Publié le vendredi 13 mars 2009 | https://banpublic.org/no-123-acp-du-23-fevrier-2009/

Supplément au N°123-124
Paris, le lundi 23 février 2009 
Arpenter le Champ Pénal et y livrer bataille

7ème année
Directeur de la publication : Pierre V. Tournier 

LETTRE OUVERTE
de Pierre V. Tournier
 à propos du projet de loi pénitentiaire

« Encore une effort Mesdames et Messieurs les Sénateurs »

Spécialiste des politiques pénales et pénitentiaires, ayant travaillé plus de 20 ans comme expert scientifique auprès du Conseil de l’Europe, je continue à espérer que le projet de loi pénitentiaire dont vous allez débattre permette, à notre pays, de s’engager, de façon significative, dans le respect des règles pénitentiaires européennes adoptées le 11 janvier 2006 à Strasbourg. N’était-ce pas l’un des engagements du président de la République ? 

 Si le projet initial déposé par le Gouvernement s’avérait bien décevant, au regard de la situation actuelle des prisons françaises, je ne peux que saluer la qualité des travaux réalisés par la Commission des lois du Sénat et son rapporteur, Jean-René Lecerf, mais aussi par la commission des Affaires sociales qui a fait au moins quatre propositions essentielles, à mes yeux. Aussi je tenais simplement à vous faire part de quelques remarques.

 1. - Le débat sur la surpopulation carcérale est souvent confus.

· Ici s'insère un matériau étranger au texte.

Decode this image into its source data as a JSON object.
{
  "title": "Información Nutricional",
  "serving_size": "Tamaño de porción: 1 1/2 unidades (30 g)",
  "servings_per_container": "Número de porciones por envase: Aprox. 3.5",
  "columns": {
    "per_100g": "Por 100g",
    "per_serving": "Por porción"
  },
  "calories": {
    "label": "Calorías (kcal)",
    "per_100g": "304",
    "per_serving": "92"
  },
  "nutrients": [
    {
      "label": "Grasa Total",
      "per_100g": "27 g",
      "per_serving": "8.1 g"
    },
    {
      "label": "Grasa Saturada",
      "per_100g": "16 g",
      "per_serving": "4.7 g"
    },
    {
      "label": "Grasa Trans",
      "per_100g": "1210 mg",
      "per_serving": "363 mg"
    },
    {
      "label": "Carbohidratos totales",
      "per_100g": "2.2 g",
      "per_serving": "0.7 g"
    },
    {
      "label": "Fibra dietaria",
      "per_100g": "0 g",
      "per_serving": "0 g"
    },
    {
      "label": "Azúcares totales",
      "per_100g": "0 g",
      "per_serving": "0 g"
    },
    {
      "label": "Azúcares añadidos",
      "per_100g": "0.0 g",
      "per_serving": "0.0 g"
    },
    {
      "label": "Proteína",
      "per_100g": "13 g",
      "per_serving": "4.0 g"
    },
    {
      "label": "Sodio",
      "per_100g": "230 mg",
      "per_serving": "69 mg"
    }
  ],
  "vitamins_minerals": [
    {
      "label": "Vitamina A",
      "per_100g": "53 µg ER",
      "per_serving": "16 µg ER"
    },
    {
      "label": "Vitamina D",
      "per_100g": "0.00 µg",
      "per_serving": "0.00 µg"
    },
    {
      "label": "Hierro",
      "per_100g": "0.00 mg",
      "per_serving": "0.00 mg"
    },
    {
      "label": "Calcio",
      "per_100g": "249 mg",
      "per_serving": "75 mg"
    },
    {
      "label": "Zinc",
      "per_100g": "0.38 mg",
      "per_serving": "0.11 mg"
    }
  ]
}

On y parle de détenus qui n’ont même pas de lit, d’établissements où le nombre de détenus est supérieur à la capacité, mais aussi d’encellulement individuel et plus rarement de la vie en détention (temps excessif passé dans la cellule, oisiveté, absence de vie sociale au sein de la prison, etc.). Cette question de la surpopulation est évidemment primordiale car la possibilité de respecter la plupart des règles pénitentiaires en dépend. Rappelons, qu’au 1er janvier 2009, le nombre de détenus en surnombre s’élève à 12 669 contre 9 780, il y a deux ans, soit une augmentation de 30 % (France entière) . Dans la lutte contre la surpopulation carcérale, les priorités sont, pour moi les suivantes  :

- 1ère étape : Il ne doit plus y avoir de détenus dormant sur un matelas à même le sol. Depuis quelques temps, l’administration pénitentiaire tient une statistique du nombre de détenus à qui nous imposons ce traitement dégradant, mais le Garde des Sceaux se refuse à la rendre publique.

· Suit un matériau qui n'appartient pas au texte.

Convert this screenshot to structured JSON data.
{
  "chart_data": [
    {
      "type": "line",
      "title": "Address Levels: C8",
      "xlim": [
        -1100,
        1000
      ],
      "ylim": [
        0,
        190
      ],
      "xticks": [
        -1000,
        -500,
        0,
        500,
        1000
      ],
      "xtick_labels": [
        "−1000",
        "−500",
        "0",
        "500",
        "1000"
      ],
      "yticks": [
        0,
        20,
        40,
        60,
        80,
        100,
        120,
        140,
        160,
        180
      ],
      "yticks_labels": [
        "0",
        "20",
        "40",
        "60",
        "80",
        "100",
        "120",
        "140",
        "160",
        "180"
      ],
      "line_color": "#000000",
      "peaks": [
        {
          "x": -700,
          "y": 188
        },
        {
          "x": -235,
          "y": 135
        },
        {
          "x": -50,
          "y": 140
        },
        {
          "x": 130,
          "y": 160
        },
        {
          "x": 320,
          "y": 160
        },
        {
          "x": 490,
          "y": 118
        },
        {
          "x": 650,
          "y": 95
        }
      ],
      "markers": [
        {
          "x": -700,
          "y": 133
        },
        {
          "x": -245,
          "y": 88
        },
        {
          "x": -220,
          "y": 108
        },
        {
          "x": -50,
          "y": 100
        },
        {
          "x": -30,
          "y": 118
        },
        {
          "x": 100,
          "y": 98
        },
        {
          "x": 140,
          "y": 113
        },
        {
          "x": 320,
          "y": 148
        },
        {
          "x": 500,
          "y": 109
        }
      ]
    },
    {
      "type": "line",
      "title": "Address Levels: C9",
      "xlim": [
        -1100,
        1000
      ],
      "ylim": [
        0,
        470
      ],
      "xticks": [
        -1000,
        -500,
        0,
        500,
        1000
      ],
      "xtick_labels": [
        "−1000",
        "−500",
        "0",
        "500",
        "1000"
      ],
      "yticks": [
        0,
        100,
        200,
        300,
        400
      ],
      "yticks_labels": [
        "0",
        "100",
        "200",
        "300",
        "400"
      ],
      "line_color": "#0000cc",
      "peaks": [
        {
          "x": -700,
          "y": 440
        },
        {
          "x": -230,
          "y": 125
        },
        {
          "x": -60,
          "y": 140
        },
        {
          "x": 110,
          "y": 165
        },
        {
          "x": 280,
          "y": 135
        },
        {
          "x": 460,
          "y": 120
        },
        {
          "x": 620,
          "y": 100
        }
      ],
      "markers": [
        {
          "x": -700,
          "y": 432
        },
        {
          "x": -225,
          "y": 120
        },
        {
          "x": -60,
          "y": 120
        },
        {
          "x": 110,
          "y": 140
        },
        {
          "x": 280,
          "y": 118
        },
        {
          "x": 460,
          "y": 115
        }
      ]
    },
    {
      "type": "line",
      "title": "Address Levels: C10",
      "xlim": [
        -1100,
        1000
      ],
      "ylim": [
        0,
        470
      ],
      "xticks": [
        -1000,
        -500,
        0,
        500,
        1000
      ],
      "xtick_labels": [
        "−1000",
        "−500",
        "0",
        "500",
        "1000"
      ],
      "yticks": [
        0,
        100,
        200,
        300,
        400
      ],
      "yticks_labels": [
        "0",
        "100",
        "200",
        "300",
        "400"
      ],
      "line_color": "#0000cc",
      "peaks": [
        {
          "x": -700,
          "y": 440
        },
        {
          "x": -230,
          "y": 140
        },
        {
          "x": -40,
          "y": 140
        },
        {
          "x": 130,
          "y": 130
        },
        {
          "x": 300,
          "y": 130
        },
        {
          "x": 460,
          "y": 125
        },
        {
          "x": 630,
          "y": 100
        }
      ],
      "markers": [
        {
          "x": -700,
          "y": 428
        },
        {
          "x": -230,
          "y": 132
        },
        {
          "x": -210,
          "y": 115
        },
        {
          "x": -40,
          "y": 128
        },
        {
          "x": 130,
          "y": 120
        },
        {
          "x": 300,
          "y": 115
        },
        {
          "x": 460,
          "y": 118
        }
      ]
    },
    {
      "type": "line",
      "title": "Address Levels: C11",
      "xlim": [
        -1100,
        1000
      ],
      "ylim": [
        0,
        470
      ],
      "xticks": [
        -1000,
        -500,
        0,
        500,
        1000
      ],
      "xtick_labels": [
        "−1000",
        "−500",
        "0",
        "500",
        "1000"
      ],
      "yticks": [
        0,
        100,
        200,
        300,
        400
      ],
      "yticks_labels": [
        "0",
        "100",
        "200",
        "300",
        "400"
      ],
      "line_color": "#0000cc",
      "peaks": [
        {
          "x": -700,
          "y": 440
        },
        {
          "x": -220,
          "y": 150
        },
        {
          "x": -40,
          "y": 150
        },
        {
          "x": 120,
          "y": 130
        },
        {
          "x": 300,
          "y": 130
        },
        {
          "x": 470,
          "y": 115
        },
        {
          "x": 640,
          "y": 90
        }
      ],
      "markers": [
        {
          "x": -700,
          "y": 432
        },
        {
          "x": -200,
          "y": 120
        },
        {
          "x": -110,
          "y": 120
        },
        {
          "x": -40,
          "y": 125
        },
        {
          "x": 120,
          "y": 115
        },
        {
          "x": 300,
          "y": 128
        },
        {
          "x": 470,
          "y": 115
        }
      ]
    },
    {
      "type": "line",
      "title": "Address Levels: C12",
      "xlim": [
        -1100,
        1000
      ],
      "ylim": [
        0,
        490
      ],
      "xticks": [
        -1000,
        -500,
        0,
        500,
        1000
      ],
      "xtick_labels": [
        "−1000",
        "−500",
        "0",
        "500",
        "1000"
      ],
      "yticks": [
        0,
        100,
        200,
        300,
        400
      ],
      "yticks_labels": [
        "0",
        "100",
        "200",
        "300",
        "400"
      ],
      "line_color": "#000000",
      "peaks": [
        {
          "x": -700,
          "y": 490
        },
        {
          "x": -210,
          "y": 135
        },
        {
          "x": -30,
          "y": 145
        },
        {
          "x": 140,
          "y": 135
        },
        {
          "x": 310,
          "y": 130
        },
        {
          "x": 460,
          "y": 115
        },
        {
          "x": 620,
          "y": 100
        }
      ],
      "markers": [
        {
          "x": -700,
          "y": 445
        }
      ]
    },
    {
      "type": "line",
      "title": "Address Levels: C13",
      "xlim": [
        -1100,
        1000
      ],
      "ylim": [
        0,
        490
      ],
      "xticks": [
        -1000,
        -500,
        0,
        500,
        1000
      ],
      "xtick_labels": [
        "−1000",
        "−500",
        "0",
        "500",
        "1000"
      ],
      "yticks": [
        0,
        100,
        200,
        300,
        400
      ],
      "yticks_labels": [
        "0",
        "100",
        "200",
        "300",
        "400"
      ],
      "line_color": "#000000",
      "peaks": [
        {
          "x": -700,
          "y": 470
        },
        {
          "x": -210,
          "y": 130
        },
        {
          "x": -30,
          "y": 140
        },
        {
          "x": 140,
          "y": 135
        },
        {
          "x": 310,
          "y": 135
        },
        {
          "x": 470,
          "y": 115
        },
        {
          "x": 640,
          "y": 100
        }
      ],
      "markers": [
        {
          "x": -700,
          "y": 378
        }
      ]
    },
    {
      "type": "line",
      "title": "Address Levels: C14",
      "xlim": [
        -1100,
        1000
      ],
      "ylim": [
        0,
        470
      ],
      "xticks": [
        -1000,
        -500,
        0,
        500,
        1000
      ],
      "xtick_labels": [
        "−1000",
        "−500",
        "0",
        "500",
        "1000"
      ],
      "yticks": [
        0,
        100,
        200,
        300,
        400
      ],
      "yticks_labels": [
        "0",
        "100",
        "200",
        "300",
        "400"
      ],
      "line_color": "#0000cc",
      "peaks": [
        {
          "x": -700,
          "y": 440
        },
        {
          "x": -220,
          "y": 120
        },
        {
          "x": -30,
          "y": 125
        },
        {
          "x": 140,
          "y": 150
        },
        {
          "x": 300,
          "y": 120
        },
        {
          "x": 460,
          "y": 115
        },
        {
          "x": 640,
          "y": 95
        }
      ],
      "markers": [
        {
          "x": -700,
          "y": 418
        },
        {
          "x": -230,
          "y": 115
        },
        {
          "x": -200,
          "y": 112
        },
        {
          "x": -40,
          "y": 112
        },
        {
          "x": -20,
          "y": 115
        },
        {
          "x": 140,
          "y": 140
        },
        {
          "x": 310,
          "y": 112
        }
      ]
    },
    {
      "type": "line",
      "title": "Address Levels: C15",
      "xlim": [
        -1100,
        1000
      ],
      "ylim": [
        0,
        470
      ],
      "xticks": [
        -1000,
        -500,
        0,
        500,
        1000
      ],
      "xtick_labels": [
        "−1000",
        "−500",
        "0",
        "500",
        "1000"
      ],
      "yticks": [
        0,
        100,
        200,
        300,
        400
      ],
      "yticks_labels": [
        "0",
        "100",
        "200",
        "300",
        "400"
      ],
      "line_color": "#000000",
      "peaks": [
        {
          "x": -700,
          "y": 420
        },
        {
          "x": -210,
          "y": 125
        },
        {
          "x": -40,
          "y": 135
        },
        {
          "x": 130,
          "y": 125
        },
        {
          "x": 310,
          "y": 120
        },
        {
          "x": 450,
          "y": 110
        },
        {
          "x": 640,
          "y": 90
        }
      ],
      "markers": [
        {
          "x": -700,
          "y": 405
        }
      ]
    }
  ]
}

- 2ème étape : le nombre de détenus en surnombre doit être proche de 0 (densité carcérale de chaque établissement inférieure ou égale à 100 détenus pour 100 places). Au 1er janvier 2009, 139 établissements ou quartiers - sur un total de 231, soit 60 % - ont une densité supérieure à 100.

- 3ème étape : respecter le principe de l’encellulement individuel la nuit, pour les prévenus comme pour les condamnés .

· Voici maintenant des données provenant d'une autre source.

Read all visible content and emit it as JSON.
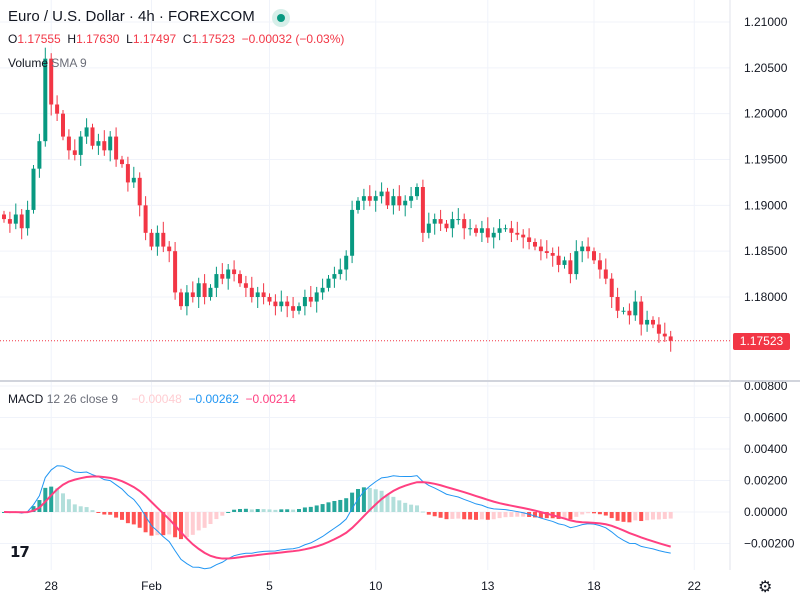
{
  "header": {
    "title": "Euro / U.S. Dollar · 4h · FOREXCOM",
    "ohlc": {
      "o_label": "O",
      "o": "1.17555",
      "h_label": "H",
      "h": "1.17630",
      "l_label": "L",
      "l": "1.17497",
      "c_label": "C",
      "c": "1.17523",
      "change": "−0.00032 (−0.03%)"
    },
    "volume_label": "Volume",
    "volume_sma": "SMA 9",
    "macd_label": "MACD",
    "macd_params": "12 26 close 9",
    "macd_values": {
      "histogram": "−0.00048",
      "macd": "−0.00262",
      "signal": "−0.00214"
    }
  },
  "last_price": "1.17523",
  "price_axis": [
    "1.21000",
    "1.20500",
    "1.20000",
    "1.19500",
    "1.19000",
    "1.18500",
    "1.18000"
  ],
  "price_axis_values": [
    1.21,
    1.205,
    1.2,
    1.195,
    1.19,
    1.185,
    1.18
  ],
  "macd_axis": [
    "0.00800",
    "0.00600",
    "0.00400",
    "0.00200",
    "0.00000",
    "−0.00200"
  ],
  "macd_axis_values": [
    0.008,
    0.006,
    0.004,
    0.002,
    0,
    -0.002
  ],
  "time_axis": [
    "28",
    "Feb",
    "5",
    "10",
    "13",
    "18",
    "22"
  ],
  "time_axis_index": [
    8,
    25,
    45,
    63,
    82,
    100,
    117
  ],
  "logo_text": "TV",
  "colors": {
    "up": "#089981",
    "down": "#f23645",
    "macd": "#2196f3",
    "signal": "#ff4081",
    "hist_up_strong": "#26a69a",
    "hist_up_weak": "#b2dfdb",
    "hist_down_strong": "#ff5252",
    "hist_down_weak": "#ffcdd2"
  },
  "chart_data": {
    "type": "candlestick",
    "interval": "4h",
    "closes": [
      1.1885,
      1.188,
      1.189,
      1.1875,
      1.1895,
      1.194,
      1.197,
      1.206,
      1.201,
      1.2,
      1.1975,
      1.196,
      1.1955,
      1.1975,
      1.1985,
      1.1965,
      1.197,
      1.196,
      1.1975,
      1.195,
      1.1945,
      1.1925,
      1.193,
      1.19,
      1.187,
      1.1855,
      1.187,
      1.1855,
      1.185,
      1.1805,
      1.179,
      1.1805,
      1.18,
      1.1815,
      1.18,
      1.181,
      1.1825,
      1.182,
      1.183,
      1.1825,
      1.1815,
      1.181,
      1.18,
      1.1805,
      1.18,
      1.1795,
      1.179,
      1.1795,
      1.179,
      1.1785,
      1.179,
      1.18,
      1.1795,
      1.1805,
      1.181,
      1.182,
      1.1825,
      1.183,
      1.1845,
      1.1895,
      1.1905,
      1.191,
      1.1905,
      1.191,
      1.1915,
      1.19,
      1.191,
      1.19,
      1.1905,
      1.191,
      1.192,
      1.187,
      1.188,
      1.1885,
      1.188,
      1.1875,
      1.1885,
      1.1885,
      1.1875,
      1.1875,
      1.187,
      1.1875,
      1.1865,
      1.187,
      1.1875,
      1.1875,
      1.187,
      1.1868,
      1.1865,
      1.186,
      1.1855,
      1.185,
      1.1848,
      1.1845,
      1.1835,
      1.184,
      1.1825,
      1.185,
      1.1855,
      1.185,
      1.184,
      1.183,
      1.182,
      1.18,
      1.1785,
      1.1785,
      1.178,
      1.1795,
      1.177,
      1.1775,
      1.177,
      1.176,
      1.1757,
      1.17523
    ]
  }
}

- 4ème étape : limiter le temps passé dans la cellule (la chambre) aux périodes de repos. Sauf cas exceptionnels, la journée doit se passer hors de la cellule, dans les « lieux de vie » : en ateliers, dans les locaux de formation générale ou professionnelle ou les lieux d’activités culturelles ou sportives, ou les espaces de promenade, dans les lieux de soins, les lieux de pratique religieuse, les parloirs, etc. 

 2. - Article 1er A (nouveau). Le régime d’exécution de la peine de privation de liberté concilie la protection effective de la société, la sanction du condamné et les intérêts de la victime avec la nécessité de préparer la personne détenue à sa réinsertion afin de lui permettre de mener une vie responsable et exempte d’infractions.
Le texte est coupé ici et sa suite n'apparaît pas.